Re: Search for Text with Umlaute

Posted: Tue Jun 09, 2015 12:26 pm
by CintaNotes Developer
Hi Thomas,
I can't reproduce this either in 2.9b3. Could you maybe send me the offending note XML? thanks

Re: Search for Text with Umlaute

Posted: Tue Jun 09, 2015 5:18 pm
by Thomas Lohrum
CintaNotes Developer wrote:Hi Thomas,
I can't reproduce this either in 2.9b3. Could you maybe send me the offending note XML? thanks

Send by mail.

Re: Search for Text with Umlaute

Posted: Wed Jun 10, 2015 10:27 am
by CintaNotes Developer
Thanks, confirmed - could reproduce.
Passed on to Denis, most probably will be fixed in 2.9.1

Re: Search for Text with Umlaute

Posted: Wed Jun 17, 2015 10:22 am
by CintaNotes Developer
Hi Thomas,

after some research we discovered that this behavior is deeply engrained into the Unicode
library that we use, and changing this behavior would be difficult. Would it be acceptable
to do the opposite and make the editor search behave like the notes list search?

Re: Search for Text with Umlaute

Posted: Wed Jun 17, 2015 2:53 pm
by gunars
There was some discussion of what I think is the same issue in:

http://cintanotes.com/forum/viewtopic.php?f=3&t=1774&hilit=+accented#p7958
http://cintanotes.com/forum/viewtopic.php?f=3&t=1774&hilit=+accented#p7962

where Alex said:
I've done some research on the issue, and the problem is quite simple here: SQLite's LIKE operator ignores accented characters and treats them like 'normal' letters: 'ā' gets treated as 'a' etc.
So every time a LIKE search is used (the conditions are different for each note's field), this problem manifests itself.

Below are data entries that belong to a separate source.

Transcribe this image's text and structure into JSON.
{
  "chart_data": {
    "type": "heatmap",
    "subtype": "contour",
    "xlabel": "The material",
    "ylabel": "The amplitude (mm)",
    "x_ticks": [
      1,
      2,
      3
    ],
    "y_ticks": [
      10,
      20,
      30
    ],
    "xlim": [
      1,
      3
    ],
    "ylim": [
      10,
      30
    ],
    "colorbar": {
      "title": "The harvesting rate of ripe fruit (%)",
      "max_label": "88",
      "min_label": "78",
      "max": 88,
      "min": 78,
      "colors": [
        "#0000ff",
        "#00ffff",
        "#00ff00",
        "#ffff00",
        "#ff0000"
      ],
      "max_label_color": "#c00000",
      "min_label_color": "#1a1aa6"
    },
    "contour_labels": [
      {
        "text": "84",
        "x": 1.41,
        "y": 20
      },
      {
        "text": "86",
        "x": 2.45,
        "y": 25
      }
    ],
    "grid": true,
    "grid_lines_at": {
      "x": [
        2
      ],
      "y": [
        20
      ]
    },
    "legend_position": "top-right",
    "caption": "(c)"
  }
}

When SIW is on, Tags and Link search use the LIKE operator => ditto.

Title, Text and Remarks field use FTS search (MATCH operator) - hence no problem. (But only when SIW=off).

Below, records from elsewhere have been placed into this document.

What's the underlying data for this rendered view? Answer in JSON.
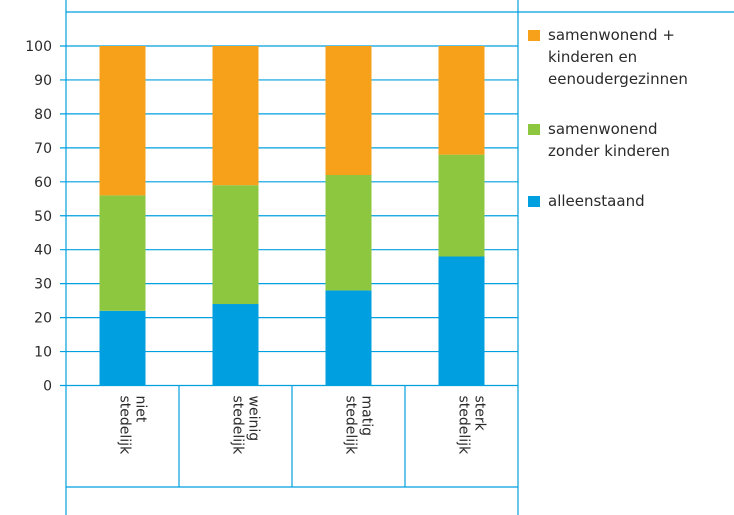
{
  "chart_data": {
    "type": "bar",
    "stacked": true,
    "categories": [
      [
        "niet",
        "stedelijk"
      ],
      [
        "weinig",
        "stedelijk"
      ],
      [
        "matig",
        "stedelijk"
      ],
      [
        "sterk",
        "stedelijk"
      ]
    ],
    "series": [
      {
        "name": "alleenstaand",
        "legend_lines": [
          "alleenstaand"
        ],
        "color": "#009fdf",
        "values": [
          22,
          24,
          28,
          38
        ]
      },
      {
        "name": "samenwonend zonder kinderen",
        "legend_lines": [
          "samenwonend",
          "zonder kinderen"
        ],
        "color": "#8dc63f",
        "values": [
          34,
          35,
          34,
          30
        ]
      },
      {
        "name": "samenwonend + kinderen en eenoudergezinnen",
        "legend_lines": [
          "samenwonend +",
          "kinderen en",
          "eenoudergezinnen"
        ],
        "color": "#f7a11a",
        "values": [
          44,
          41,
          38,
          32
        ]
      }
    ],
    "ylim": [
      0,
      100
    ],
    "yticks": [
      0,
      10,
      20,
      30,
      40,
      50,
      60,
      70,
      80,
      90,
      100
    ],
    "grid": true,
    "legend": "right",
    "grid_color": "#009fdf"
  }
}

Re: Search for Text with Umlaute

Posted: Thu Jun 18, 2015 8:26 am
by CintaNotes Developer
Thanks for the links, Gunars!

Yes, now we went a bit deeper through SQLite to the Unicode library.
However the question remains open - would it be safe to change how the LIKE operator works?
I'm sure that there exist languages where search shouldn't make distinction between accented
a, o, u characters and unaccented ones.

Re: Search for Text with Umlaute

Posted: Sat Jun 20, 2015 2:21 pm
by Thomas Lohrum
CintaNotes Developer wrote:Hi Thomas, after some research we discovered that this behavior is deeply engrained into the Unicode library that we use, and changing this behavior would be difficult. Would it be acceptable
to do the opposite and make the editor search behave like the notes list search?

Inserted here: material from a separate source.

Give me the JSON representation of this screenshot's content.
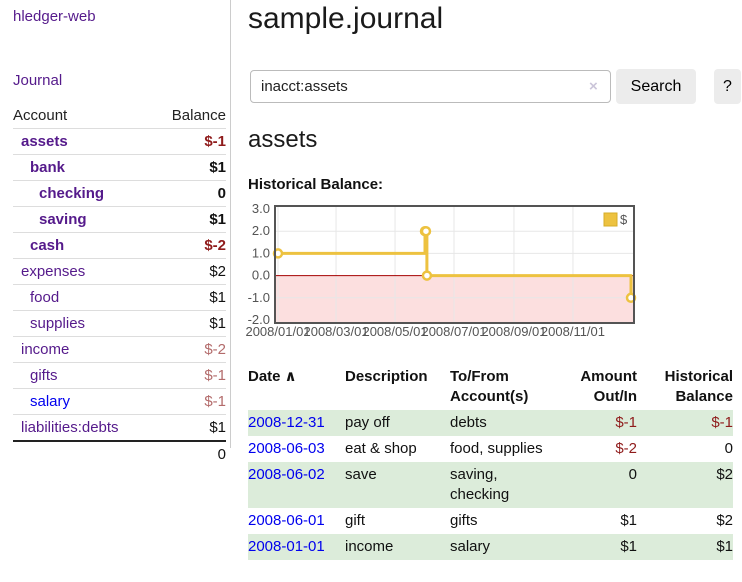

No, this would make things worse. However, it seems like you found your way to work around the issue, since this got fixed with 2.9.1 beta :)

Thomas

Re: Search for Text with Umlaute

Posted: Mon Jun 22, 2015 10:59 am
by CintaNotes Developer
Thanks for your reply, Thomas!
Yes, we turned off the "unaccenting" feature of the library. As I said, this could have introduced bugs if for some languages
accents shouldn't influence the search behavior (does anyone know such language? Maybe Spanish, French?)